Here, word16bu is "a word of 16 bits, (b)ig endian (u)nsigned". Next, segments are looped

 .loop(function(endSeg, vars){
          if(this.eof()){
            endSeg()
          }

          this.word16bu('frameType')
              .word16bu('frameLen')
          .tap(function (vars) {
            //regular segment
            if(vars.frameType == 0xFF01){
              this.skip(vars.frameLen - 4)
            } else if(vars.frameType == 0xFFFF) { //last segment
              console.log("Done.", vars.frameLen);
              endSeg();
            }
          })
        })

I used tap to get into the pipeline and inspect the current populated variables, which helps with taking decisions based on what we've seen so far.

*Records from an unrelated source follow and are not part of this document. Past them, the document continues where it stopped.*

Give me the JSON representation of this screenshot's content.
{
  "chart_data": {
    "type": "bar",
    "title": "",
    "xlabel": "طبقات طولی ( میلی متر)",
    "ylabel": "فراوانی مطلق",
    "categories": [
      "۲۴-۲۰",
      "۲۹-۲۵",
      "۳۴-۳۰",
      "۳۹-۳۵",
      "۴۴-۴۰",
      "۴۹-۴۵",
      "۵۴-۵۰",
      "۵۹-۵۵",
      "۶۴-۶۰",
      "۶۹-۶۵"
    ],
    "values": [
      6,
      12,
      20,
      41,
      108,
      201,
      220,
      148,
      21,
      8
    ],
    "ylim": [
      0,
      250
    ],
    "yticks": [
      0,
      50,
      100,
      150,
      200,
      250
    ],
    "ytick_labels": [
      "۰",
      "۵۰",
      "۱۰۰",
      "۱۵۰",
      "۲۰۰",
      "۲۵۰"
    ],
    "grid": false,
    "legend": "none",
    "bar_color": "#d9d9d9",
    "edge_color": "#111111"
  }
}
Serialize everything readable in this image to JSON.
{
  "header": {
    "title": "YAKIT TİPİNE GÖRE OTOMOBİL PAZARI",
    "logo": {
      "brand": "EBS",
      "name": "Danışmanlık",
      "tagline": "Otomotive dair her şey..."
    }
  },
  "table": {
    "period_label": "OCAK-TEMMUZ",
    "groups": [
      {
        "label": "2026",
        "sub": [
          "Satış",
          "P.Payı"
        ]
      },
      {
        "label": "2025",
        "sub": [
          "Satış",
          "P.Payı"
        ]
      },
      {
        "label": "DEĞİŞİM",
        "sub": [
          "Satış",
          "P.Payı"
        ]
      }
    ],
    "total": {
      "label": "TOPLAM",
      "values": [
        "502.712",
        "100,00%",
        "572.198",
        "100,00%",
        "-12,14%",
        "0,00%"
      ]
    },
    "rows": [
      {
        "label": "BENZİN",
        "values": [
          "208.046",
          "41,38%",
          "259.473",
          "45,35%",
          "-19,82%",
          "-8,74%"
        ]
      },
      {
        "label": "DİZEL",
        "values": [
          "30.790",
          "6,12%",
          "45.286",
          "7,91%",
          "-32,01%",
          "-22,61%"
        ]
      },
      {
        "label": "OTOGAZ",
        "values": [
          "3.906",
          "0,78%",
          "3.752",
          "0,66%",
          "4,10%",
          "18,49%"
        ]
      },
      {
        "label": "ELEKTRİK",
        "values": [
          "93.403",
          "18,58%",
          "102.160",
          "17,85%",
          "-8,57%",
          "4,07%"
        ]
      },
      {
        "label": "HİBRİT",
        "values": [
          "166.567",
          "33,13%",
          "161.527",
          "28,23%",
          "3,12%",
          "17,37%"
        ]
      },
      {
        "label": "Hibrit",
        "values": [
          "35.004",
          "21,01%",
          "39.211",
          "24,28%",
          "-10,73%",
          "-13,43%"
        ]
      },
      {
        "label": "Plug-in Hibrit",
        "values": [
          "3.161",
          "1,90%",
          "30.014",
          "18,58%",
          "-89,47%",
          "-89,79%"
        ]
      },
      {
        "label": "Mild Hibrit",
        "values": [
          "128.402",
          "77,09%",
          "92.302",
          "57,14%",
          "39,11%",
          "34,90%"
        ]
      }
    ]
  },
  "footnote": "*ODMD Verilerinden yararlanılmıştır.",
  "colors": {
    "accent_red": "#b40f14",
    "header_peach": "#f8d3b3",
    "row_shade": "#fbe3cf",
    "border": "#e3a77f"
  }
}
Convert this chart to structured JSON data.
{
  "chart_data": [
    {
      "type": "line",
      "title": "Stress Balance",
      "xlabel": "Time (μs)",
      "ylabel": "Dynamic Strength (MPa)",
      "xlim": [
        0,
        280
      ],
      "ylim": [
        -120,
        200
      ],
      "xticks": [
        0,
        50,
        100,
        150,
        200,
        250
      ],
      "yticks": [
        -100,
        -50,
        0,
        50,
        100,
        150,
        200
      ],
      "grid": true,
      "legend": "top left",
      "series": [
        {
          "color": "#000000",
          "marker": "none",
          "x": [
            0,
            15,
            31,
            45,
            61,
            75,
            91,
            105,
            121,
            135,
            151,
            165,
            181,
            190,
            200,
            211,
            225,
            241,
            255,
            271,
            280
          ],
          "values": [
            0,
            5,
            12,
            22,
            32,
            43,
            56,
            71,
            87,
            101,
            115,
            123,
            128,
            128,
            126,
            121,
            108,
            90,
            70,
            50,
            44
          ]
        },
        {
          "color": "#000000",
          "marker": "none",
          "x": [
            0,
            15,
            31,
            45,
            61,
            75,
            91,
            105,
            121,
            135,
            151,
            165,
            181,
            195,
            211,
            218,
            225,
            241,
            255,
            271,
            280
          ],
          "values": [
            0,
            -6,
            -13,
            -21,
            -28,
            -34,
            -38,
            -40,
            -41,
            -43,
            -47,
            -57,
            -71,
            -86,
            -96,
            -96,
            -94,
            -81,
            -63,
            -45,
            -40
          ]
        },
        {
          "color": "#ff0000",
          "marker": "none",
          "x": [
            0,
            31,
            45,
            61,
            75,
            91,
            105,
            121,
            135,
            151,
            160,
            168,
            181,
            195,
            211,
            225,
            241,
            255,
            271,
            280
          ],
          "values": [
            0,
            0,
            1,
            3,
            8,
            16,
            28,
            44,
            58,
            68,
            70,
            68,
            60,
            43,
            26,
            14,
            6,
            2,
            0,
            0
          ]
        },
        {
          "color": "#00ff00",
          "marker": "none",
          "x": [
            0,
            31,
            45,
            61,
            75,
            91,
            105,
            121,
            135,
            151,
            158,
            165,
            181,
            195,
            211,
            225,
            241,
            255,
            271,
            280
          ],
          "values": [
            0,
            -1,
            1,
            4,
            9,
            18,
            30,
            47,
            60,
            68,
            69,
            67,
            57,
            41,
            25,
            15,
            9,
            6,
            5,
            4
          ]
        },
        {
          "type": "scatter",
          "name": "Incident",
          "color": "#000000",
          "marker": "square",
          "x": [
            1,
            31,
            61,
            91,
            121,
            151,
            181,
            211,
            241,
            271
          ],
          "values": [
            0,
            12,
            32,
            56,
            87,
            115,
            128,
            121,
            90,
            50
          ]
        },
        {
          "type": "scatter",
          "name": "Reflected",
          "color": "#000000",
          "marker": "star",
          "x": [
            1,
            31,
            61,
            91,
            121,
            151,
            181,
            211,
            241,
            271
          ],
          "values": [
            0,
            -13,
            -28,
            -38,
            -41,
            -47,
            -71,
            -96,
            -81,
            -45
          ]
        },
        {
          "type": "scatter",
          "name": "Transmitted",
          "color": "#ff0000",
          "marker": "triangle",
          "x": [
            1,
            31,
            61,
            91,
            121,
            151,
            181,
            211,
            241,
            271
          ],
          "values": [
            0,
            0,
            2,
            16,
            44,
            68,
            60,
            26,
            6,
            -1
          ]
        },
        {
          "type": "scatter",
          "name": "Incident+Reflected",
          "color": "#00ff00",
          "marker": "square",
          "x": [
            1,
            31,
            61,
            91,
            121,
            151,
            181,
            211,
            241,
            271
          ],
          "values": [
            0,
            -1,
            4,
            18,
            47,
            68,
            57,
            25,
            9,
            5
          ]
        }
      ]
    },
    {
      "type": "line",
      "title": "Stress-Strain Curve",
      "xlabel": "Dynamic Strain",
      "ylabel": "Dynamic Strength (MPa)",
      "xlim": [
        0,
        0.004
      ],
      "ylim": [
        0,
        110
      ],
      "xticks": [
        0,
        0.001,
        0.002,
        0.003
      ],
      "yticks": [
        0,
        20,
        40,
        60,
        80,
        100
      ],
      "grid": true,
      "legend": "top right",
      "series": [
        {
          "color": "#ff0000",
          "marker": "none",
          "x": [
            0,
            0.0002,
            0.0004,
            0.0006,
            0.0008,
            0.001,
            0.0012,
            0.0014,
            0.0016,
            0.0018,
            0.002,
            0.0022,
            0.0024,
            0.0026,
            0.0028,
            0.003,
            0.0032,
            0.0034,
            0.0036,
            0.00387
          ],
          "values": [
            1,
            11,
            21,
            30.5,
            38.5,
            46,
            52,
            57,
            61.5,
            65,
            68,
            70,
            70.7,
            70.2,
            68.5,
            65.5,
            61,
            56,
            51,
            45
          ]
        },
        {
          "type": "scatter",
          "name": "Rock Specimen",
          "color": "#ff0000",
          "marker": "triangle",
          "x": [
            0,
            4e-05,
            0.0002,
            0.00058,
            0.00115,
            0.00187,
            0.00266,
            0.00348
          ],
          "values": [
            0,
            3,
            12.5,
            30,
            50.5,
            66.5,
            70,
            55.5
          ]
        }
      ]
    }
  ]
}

Some byte calculations like vars.frameLen - 4 are very typical of such work, in this instance we had to take off the bytes we've already read, 2 bytes for segment type and 2 for length.

And finally

  binary.parse(buf)
        .skip(4) //magic+size of header
        .word16bu('meta1')
        .word16bu('meta2')
        .word16bu('segStart')
        .word16bu('meta3')
        .loop(function(endSeg, vars){
          if(this.eof()){
            endSeg()
          }

          this.word16bu('frameType')
              .word16bu('frameLen')
          .tap(function (vars) {
            //regular segment
            if(vars.frameType == 0xFF01){
              console.log("Found segment, length:", vars.frameLen)
              this.skip(vars.frameLen - 4)
            } else if(vars.frameType == 0xFFFF) { //last segment
              console.log("Done:", vars.frameLen.toString(16));
              endSeg();
            }
          })
        })
      .tap(function(vars){
        console.dir(vars)
      })

Happily here's the output:

parsing 34 bytes
Found segment, length: 8
Found segment, length: 10
Done: dead
{ meta1: 67,
  meta2: 18,
  segStart: 12,
  meta3: 4369,
  frameType: 65535,
  frameLen: 57005 }

As a closing tip, a very nice thing you get for free from node-binary is a stream for your parser; meaning you can pipe into it instead of reading and parsing an entire file.

Learning More

To see a complete example of node-binary in use, try checking out node-rfb. Within it, @substack implements an RFP protocol for VNC, using the tools I've outlined above. I think reading the code for handshake for example, is very interesting.